2008 October 17
Prud’Homme c. Rawdon (Municipality of), 2008 QCCA 1985
The Quebec Court of Appeal refused to hear an interlocutory appeal from a pre-trial judgment of the Quebec Superior Court which had rejected a defence application to dismiss a lawsuit brought by the Municipality of Rawdon for defamation over a website operated by the defendant.

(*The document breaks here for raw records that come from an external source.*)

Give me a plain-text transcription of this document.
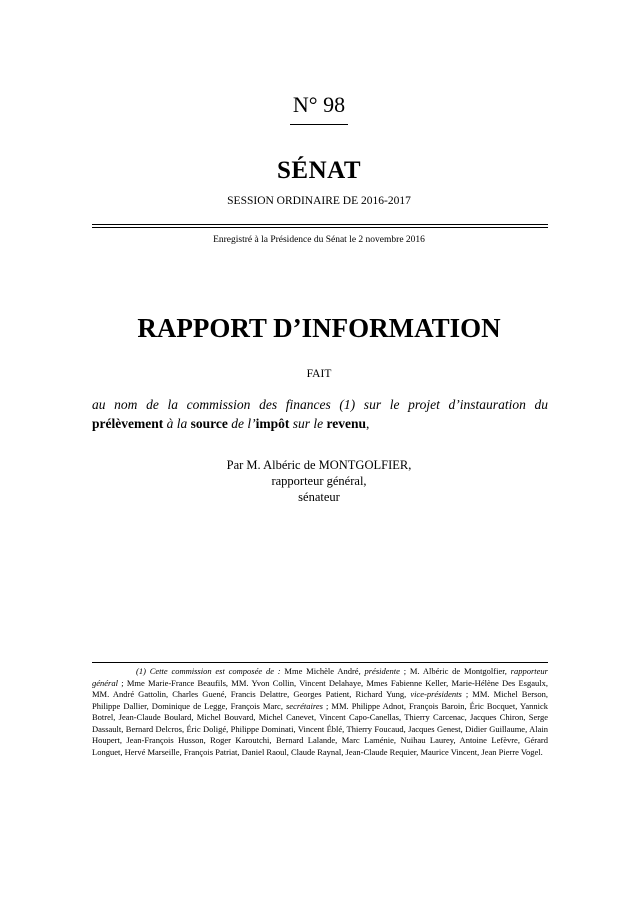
N° 98
SÉNAT
SESSION ORDINAIRE DE 2016-2017
Enregistré à la Présidence du Sénat le 2 novembre 2016
RAPPORT D’INFORMATION
FAIT
au nom de la commission des finances (1) sur le projet d’instauration du prélèvement à la source de l’impôt sur le revenu,
Par M. Albéric de MONTGOLFIER,
rapporteur général,
sénateur
(1) Cette commission est composée de : Mme Michèle André, présidente ; M. Albéric de Montgolfier, rapporteur général ; Mme Marie-France Beaufils, MM. Yvon Collin, Vincent Delahaye, Mmes Fabienne Keller, Marie-Hélène Des Esgaulx, MM. André Gattolin, Charles Guené, Francis Delattre, Georges Patient, Richard Yung, vice-présidents ; MM. Michel Berson, Philippe Dallier, Dominique de Legge, François Marc, secrétaires ; MM. Philippe Adnot, François Baroin, Éric Bocquet, Yannick Botrel, Jean-Claude Boulard, Michel Bouvard, Michel Canevet, Vincent Capo-Canellas, Thierry Carcenac, Jacques Chiron, Serge Dassault, Bernard Delcros, Éric Doligé, Philippe Dominati, Vincent Éblé, Thierry Foucaud, Jacques Genest, Didier Guillaume, Alain Houpert, Jean-François Husson, Roger Karoutchi, Bernard Lalande, Marc Laménie, Nuihau Laurey, Antoine Lefèvre, Gérard Longuet, Hervé Marseille, François Patriat, Daniel Raoul, Claude Raynal, Jean-Claude Requier, Maurice Vincent, Jean Pierre Vogel.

The defendants unsuccessfully argued in Superior Court that a government body should not be permitted to bring an action in defamation against a member of the public in view of the constitutional guarantee of freedom of expression in section 2(b) of the Canadian Charter of Rights and Freedoms. The Court of Appeal agreed that the defence application “raised a serious legal question, of general interest, elegantly framed, and which in the end might be decided in their favour.” On the other hand, the appeal court was “not convinced that the use and the abuse of recent technology, and in particular of the Internet, by anonymous pamphleteers, may not call for a contextual reconsideration of the limits of free speech that is defamatory. Addressing a small crowd in the flesh and from the north-east corner of Hyde Park is one thing, connecting from a suburban basement, and by means of the Internet, with a vast and anonymous multitude in the cyberspace may be quite another thing. It may be that, technologically, the medium, so enhances the message as to radically alter its impact and oblige its originator to exercise a degree of caution not expected of orators around Speaker’s Corner.”
In all the circumstances, the Court of Appeal held that this important issue should be considered at a trial where an adequate evidentiary record would be before the lower court.